像一颗石子投入平静的湖面,殿内窃窃私语声陡然变大。
有人恍然,以袖掩口,对同僚低语:“哦!莫不是指昨日……那玉珠公主车驾前的事?”
另一人语气鄙夷第接话:“必然是!听闻那位兰台公子,为讨好朱玉国的玉珠公主,竟不顾朝廷体面、士人风骨,当街跪伏,以髀为凳,供那番邦公主踩踏登车!”
“何止!”旁边有人补充,摇头叹息,“据说当时满街百姓都瞧见了!姜大公子那般作态……唉,难怪姜司主觉得不堪其扰。有这般兄长,确实令人颜面无光,羞与为伍。”

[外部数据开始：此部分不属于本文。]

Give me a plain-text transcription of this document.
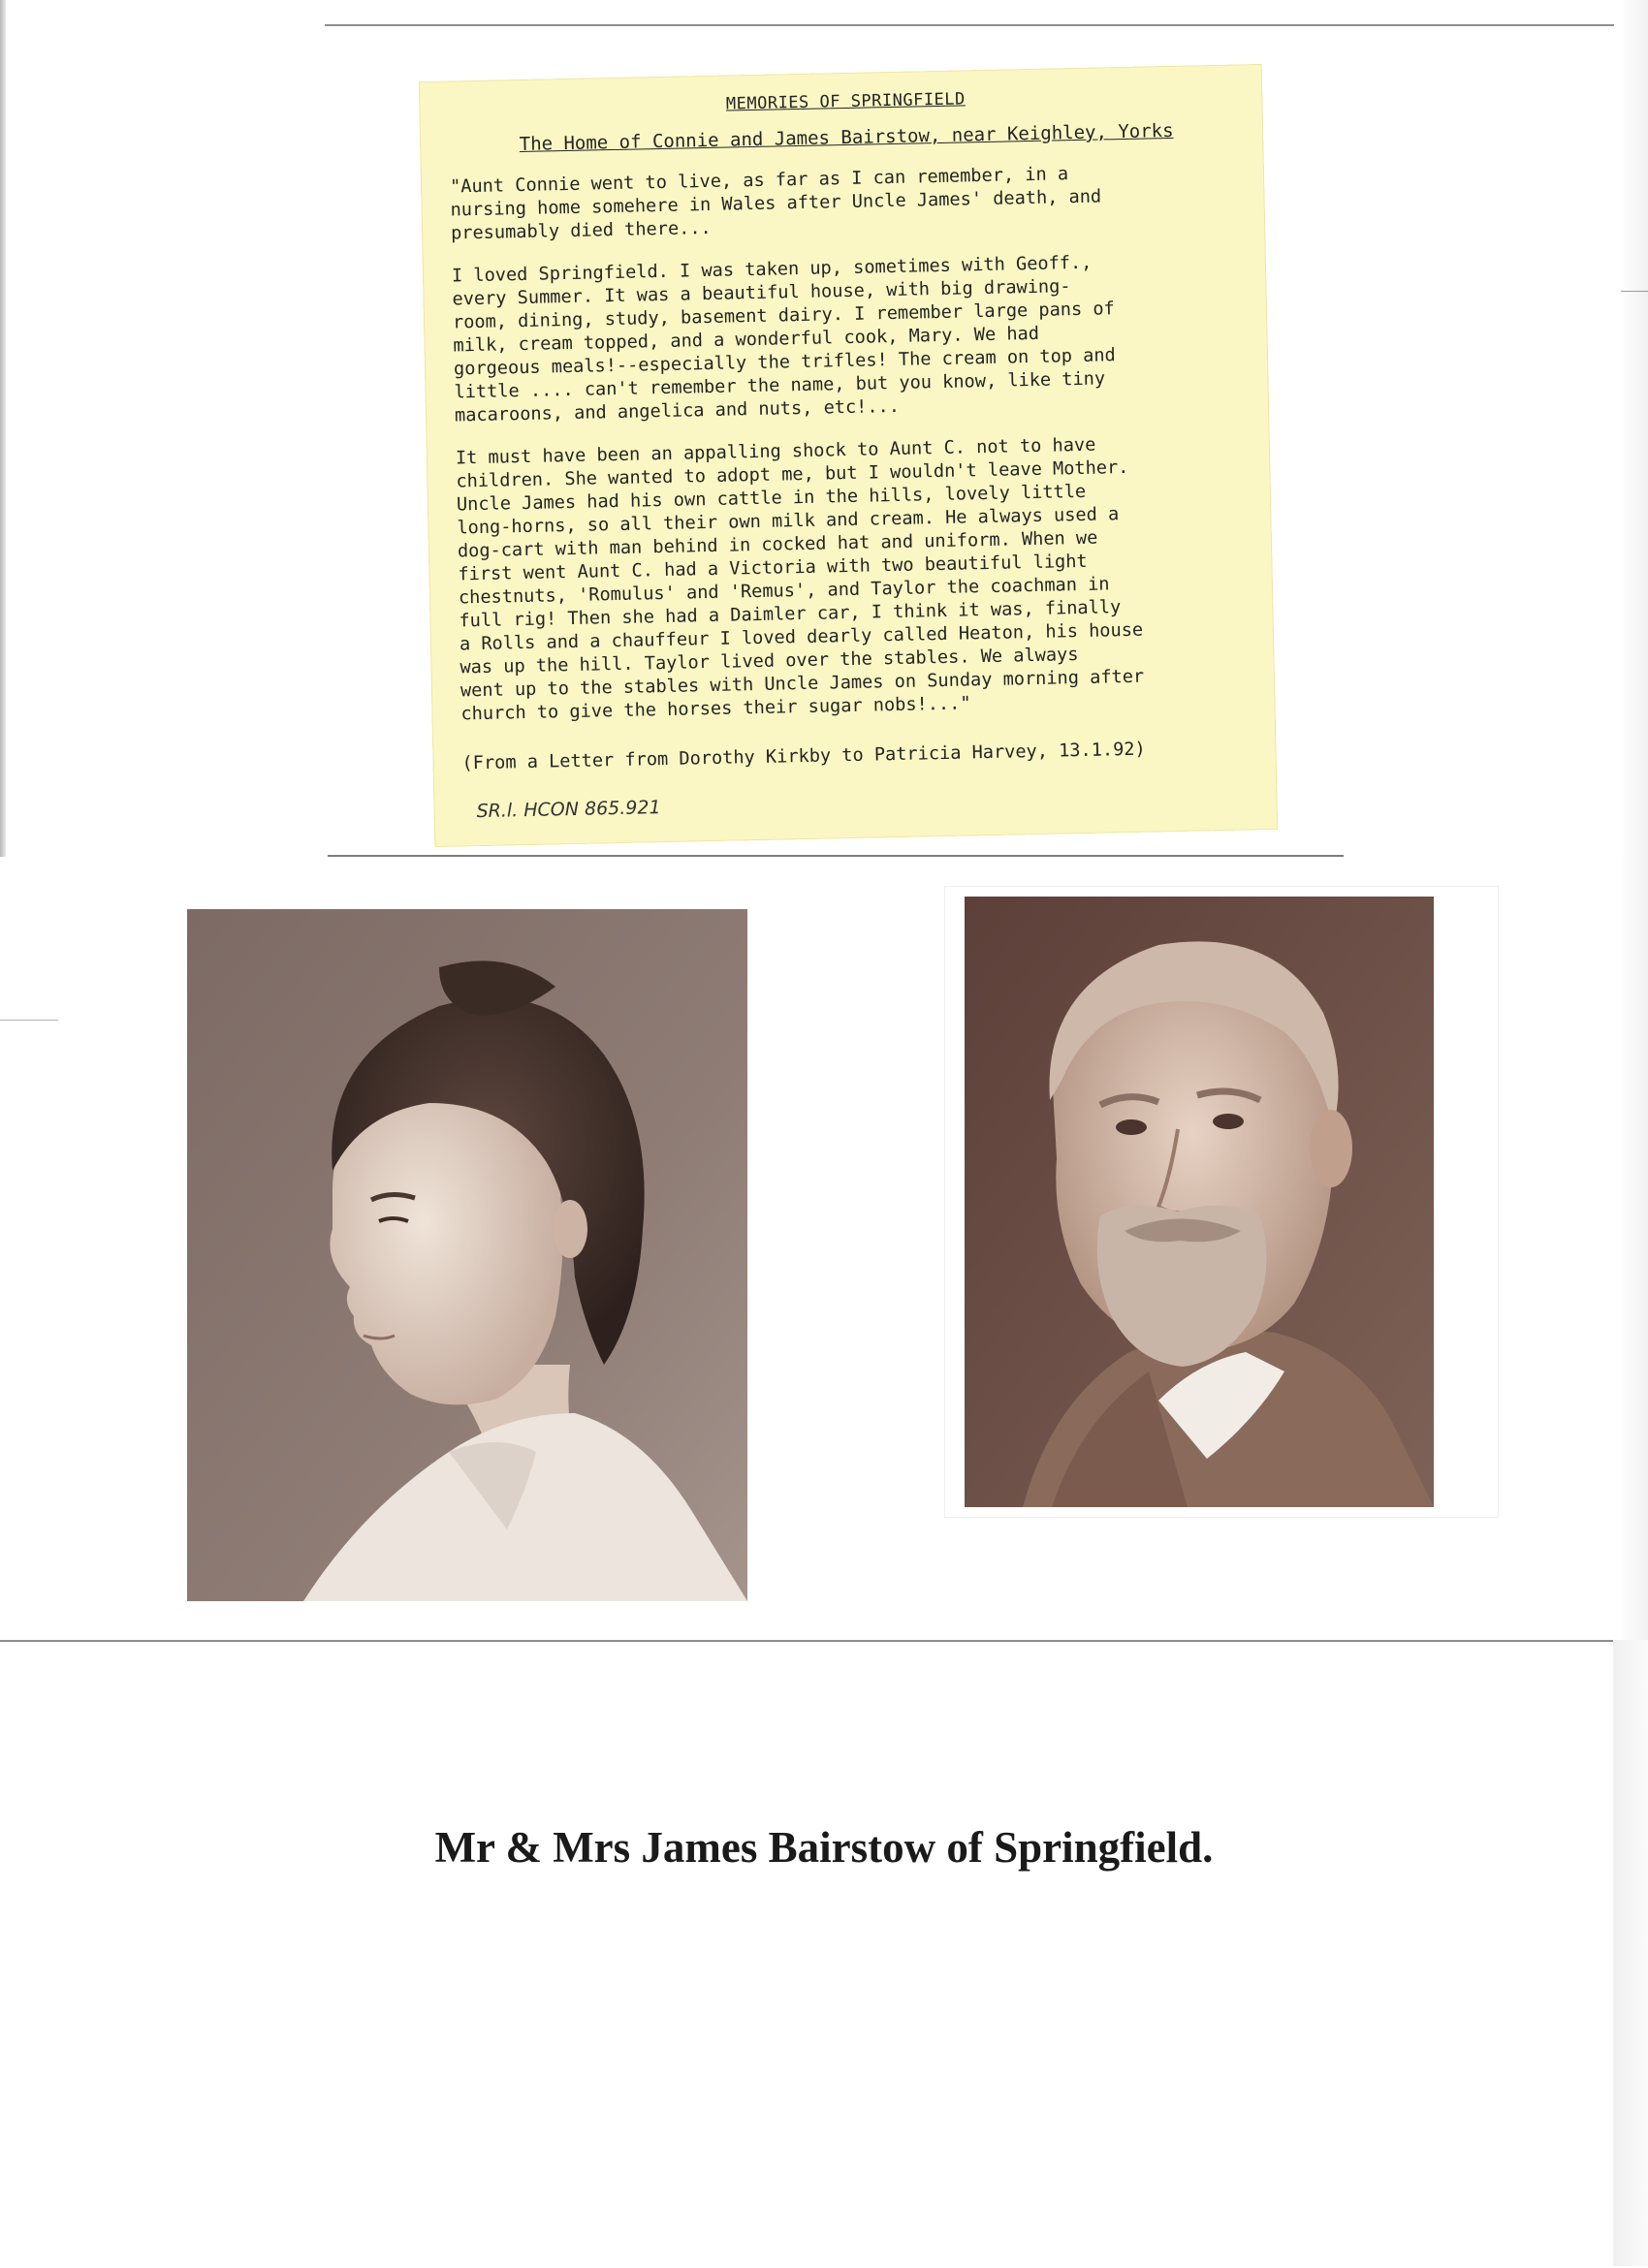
MEMORIES OF SPRINGFIELD
The Home of Connie and James Bairstow, near Keighley, Yorks
"Aunt Connie went to live, as far as I can remember, in a
nursing home somehere in Wales after Uncle James' death, and
presumably died there...
I loved Springfield. I was taken up, sometimes with Geoff.,
every Summer. It was a beautiful house, with big drawing-
room, dining, study, basement dairy. I remember large pans of
milk, cream topped, and a wonderful cook, Mary. We had
gorgeous meals!--especially the trifles! The cream on top and
little .... can't remember the name, but you know, like tiny
macaroons, and angelica and nuts, etc!...
It must have been an appalling shock to Aunt C. not to have
children. She wanted to adopt me, but I wouldn't leave Mother.
Uncle James had his own cattle in the hills, lovely little
long-horns, so all their own milk and cream. He always used a
dog-cart with man behind in cocked hat and uniform. When we
first went Aunt C. had a Victoria with two beautiful light
chestnuts, 'Romulus' and 'Remus', and Taylor the coachman in
full rig! Then she had a Daimler car, I think it was, finally
a Rolls and a chauffeur I loved dearly called Heaton, his house
was up the hill. Taylor lived over the stables. We always
went up to the stables with Uncle James on Sunday morning after
church to give the horses their sugar nobs!..."
(From a Letter from Dorothy Kirkby to Patricia Harvey, 13.1.92)
SR.l. HCON 865.921
Mr & Mrs James Bairstow of Springfield.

“可即便如此,终究是家丑,闹到御前断亲,是否太过?”
“你懂什么?姜司主如今是何等身份?御前哄人,玄察司主,未来秦王妃!岂能终日与这等毫无气节、**失仪之人同为一家,受其牵连?”
议论声虽低,却清晰地传入御座之上。
侍立在皇帝身侧的常玉,见状微微躬身,凑近皇帝耳边,用极低的声音快速禀报了昨日发生在阮府门前的来龙去脉。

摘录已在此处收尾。